33. A composition according to claim 31, wherein the at least one TPC agent is formulated with an attractant for attracting the insects to the composition.

34. A composition according to claim 30 further comprising another pesticide.

35. A composition according to claim 34 wherein the pesticide is a

neonicotinoid pesticide.

36. A method for controlling pests, including combating or eradicating infestations of plants, plant products, land and waterways by insect pests, the method comprising administering to a plant or plant part, product or site having or at risk of developing an insect infestation an effective amount of a theraphosid pest-controlling agent selected from: a proteinaceous molecule according to any one of claims 1-5; or a nucleic acid molecule according to any one of claims 6 to 11; or a construct according to claim 16 or claim 17; or a microbe according to any one of claims 18 to 21 ; or a host cell according to claim 22 or claim 23 or a fusion protein according to claim 28 or claim 29.
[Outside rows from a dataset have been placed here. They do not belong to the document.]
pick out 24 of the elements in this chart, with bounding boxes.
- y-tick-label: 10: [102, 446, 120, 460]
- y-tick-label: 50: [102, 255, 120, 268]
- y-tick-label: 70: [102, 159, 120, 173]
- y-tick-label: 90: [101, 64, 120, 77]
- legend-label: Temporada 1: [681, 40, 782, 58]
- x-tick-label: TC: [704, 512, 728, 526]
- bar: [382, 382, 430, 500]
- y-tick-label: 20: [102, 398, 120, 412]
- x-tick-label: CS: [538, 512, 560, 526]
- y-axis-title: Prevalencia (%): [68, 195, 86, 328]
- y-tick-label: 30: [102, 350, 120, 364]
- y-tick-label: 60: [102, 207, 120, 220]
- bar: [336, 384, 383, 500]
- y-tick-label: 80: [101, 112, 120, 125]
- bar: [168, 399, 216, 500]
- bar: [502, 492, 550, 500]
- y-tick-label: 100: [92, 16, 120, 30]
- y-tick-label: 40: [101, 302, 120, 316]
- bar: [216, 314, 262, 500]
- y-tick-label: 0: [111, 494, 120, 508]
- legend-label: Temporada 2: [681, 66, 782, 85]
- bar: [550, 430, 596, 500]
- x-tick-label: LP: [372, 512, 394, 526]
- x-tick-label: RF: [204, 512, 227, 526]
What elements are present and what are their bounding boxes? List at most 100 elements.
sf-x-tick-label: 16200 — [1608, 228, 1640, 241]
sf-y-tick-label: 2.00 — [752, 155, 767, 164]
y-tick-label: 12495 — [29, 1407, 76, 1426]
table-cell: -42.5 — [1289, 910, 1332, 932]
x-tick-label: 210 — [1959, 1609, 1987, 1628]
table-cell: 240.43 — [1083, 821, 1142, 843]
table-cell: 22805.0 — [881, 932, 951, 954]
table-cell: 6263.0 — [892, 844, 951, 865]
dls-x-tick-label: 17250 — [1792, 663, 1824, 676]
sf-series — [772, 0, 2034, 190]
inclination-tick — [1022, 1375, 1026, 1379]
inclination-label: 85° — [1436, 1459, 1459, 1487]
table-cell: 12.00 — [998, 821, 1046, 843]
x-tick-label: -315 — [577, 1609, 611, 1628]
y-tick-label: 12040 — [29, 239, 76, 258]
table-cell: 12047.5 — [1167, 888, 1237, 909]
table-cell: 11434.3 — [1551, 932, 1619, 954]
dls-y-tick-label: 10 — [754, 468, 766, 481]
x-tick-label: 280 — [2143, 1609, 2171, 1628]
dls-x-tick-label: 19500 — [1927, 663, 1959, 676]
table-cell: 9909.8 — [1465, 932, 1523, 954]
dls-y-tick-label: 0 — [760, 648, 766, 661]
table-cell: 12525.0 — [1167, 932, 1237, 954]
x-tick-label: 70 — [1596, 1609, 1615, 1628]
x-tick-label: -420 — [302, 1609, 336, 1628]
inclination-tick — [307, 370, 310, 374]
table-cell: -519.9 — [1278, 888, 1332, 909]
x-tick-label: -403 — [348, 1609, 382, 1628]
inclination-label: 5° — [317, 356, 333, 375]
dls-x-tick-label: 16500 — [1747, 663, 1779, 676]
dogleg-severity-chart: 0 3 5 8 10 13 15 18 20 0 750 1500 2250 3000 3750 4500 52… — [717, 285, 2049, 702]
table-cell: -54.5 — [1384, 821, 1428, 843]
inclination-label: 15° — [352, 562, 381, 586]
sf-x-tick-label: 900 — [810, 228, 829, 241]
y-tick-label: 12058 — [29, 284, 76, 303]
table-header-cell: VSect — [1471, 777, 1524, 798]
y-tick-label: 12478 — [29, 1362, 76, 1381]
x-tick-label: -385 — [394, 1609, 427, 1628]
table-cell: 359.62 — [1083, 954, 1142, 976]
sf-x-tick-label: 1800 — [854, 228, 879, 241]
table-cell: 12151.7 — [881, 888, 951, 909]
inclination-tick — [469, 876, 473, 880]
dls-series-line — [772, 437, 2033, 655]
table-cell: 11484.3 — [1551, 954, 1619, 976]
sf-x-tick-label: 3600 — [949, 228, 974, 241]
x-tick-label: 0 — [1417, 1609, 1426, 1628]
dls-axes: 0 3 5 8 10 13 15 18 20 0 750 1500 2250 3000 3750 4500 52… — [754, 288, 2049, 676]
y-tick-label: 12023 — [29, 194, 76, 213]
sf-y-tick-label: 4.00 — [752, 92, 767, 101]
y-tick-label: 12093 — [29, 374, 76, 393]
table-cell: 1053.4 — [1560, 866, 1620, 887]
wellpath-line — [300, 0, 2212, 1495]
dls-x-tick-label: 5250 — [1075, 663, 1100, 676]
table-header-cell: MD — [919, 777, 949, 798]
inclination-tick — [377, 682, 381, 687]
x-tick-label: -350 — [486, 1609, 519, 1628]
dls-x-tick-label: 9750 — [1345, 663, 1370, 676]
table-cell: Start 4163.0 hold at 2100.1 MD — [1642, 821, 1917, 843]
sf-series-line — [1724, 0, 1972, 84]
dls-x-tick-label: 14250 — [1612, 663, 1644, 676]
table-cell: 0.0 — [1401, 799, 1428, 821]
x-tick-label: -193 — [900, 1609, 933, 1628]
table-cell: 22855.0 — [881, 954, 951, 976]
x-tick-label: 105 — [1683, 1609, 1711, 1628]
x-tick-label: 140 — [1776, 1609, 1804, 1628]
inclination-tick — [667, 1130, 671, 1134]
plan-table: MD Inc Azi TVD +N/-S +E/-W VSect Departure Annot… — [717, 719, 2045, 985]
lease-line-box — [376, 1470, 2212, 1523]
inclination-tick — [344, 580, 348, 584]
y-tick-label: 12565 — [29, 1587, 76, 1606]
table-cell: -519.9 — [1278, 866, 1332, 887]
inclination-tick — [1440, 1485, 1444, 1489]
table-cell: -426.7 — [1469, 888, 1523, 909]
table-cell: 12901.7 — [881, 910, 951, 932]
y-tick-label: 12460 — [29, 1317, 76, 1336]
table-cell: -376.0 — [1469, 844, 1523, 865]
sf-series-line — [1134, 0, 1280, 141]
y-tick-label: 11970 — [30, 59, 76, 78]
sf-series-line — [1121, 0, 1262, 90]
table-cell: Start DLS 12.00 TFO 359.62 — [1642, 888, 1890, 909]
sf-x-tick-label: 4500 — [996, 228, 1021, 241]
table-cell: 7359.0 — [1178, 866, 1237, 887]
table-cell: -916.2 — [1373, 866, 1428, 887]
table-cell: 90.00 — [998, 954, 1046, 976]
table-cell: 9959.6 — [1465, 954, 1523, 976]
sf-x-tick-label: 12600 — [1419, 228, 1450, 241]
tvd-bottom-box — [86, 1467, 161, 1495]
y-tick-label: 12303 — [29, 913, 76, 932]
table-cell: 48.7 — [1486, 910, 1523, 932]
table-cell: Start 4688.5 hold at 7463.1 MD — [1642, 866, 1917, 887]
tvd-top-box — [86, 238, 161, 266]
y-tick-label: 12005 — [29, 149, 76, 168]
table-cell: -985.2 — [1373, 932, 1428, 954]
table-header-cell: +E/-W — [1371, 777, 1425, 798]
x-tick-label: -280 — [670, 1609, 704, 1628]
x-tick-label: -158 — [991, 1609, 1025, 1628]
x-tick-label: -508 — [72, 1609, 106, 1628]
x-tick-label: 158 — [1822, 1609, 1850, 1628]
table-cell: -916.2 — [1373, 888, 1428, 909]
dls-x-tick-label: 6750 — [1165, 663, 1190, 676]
37. A method according to claim 35, further comprising co-administration with another pesticide or an agent that enhances the activity of the TPC agent.

38. A method according to claim 37 wherein the pesticide is a neonicotinoid pesticide.

39. A method of controlling ectoparasite pests, said method comprising administering to the dermis of an animal having or at risk of developing an ectoparasite infestation, an effective amount of a theraphosid pest-controlling agent selected from: a , proteinaceous molecule according to any one of claims 1-5; or a nucleic acid molecule according to any one of claims 6 to 1 1 ; or a construct according to claim 16 or claim 17; or a microbe according to any one of claims 18 to 21 ; or a host cell according to claim 22 or claim 23 or a fusion protein according to claim 28 or claim 29.

40. A method according to claim 9 wherein the ectoparasite pests are selected from fleas, ticks and mites.